About the Panel Discussion
Employee engagement is moving in the wrong direction, and the cost of getting this wrong is too high for HR leaders to treat recognition as a soft, secondary priority. In the latest Gallup State of the Global Workplace report, employee engagement around the world sank to 20%. In Europe, engagement is even lower at just 12%, making it the weakest region globally. Against that backdrop, recognition and rewards are rising in importance because they go to the heart of whether people feel seen, valued, connected, and motivated to give their best at work.
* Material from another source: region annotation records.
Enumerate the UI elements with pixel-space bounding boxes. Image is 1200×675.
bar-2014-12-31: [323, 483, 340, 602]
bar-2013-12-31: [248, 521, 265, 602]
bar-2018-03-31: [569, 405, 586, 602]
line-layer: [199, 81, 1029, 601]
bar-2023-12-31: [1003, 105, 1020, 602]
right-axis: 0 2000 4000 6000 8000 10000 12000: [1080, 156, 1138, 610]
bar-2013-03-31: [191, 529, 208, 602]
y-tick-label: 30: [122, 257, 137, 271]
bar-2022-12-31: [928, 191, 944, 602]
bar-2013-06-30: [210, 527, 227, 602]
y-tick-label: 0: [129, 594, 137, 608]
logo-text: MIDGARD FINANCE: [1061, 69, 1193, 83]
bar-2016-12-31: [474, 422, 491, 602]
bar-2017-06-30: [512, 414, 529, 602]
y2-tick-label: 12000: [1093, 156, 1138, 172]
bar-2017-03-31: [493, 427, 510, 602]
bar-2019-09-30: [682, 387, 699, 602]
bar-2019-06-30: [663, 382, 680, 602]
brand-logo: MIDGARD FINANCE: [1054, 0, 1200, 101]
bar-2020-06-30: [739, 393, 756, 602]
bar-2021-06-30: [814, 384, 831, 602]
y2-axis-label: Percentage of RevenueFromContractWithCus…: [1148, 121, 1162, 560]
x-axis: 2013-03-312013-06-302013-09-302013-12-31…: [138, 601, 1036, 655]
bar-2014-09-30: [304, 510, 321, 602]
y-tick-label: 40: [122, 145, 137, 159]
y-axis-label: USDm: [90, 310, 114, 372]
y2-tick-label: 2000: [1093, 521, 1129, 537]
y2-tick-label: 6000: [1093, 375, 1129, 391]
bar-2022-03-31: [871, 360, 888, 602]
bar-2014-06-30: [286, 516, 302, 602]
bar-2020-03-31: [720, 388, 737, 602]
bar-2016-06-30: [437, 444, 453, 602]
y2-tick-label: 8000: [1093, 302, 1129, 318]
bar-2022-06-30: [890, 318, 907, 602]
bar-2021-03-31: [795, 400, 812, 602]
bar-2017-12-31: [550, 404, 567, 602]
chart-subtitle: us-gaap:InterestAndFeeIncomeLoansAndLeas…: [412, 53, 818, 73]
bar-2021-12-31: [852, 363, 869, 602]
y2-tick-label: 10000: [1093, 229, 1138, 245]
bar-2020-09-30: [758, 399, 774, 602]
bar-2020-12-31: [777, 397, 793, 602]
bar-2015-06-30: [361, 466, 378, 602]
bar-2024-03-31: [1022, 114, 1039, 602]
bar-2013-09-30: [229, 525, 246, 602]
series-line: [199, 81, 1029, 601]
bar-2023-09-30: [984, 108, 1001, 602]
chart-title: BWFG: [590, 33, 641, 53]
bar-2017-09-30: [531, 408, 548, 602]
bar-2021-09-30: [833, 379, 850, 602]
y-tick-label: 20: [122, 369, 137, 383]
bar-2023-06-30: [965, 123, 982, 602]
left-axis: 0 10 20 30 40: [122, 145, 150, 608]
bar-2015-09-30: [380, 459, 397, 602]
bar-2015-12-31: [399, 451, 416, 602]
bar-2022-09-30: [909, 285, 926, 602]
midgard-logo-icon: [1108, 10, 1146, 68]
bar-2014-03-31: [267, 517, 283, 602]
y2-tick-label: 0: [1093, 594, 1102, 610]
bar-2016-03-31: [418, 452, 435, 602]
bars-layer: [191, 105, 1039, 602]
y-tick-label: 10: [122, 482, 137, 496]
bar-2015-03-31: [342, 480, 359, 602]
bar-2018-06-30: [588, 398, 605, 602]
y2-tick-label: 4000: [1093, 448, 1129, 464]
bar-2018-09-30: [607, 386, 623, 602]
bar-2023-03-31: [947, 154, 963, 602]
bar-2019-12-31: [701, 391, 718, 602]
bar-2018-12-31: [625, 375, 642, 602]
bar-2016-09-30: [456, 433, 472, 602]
The opportunity is much bigger than appreciation alone. Recognition can help shape the behaviours your organisation wants more of, strengthen manager and employee connection, and create a stronger sense of meaning in the day-to-day employee experience. It can also give leaders better visibility into how work is happening across the organisation by revealing where contribution, collaboration, effort, and values are showing up in real time. That matters even more now because recognition is directly tied to engagement, and recognition for doing good work remains one of the core signals associated with whether employees feel connected to their work at all. Organisations that invest well here can improve retention, lift productivity, strengthen culture, and create a more rewarding employee experience. Those that do not risk deeper disengagement, lower performance, and a workforce that gives time but not energy.
Join a live interactive panel discussion where you will learn how leading organisations are using recognition and rewards to tackle disengagement, how they are reinforcing the behaviours and cultural signals they want more of, how recognition can create better visibility into workforce contribution, and how to make recognition a more measurable driver of retention, productivity, and business performance.
Discussion Topics
• Recognition that drives engagement: How to use recognition more deliberately to strengthen connection, motivation, and discretionary effort.
• Rewards that shape behaviour: How to reinforce the actions and values your organisation wants to scale.
• Better visibility into performance: How recognition data can reveal patterns in contribution, collaboration, and culture.
• Stronger business outcomes: How to connect recognition and rewards more clearly to retention, productivity, and performance.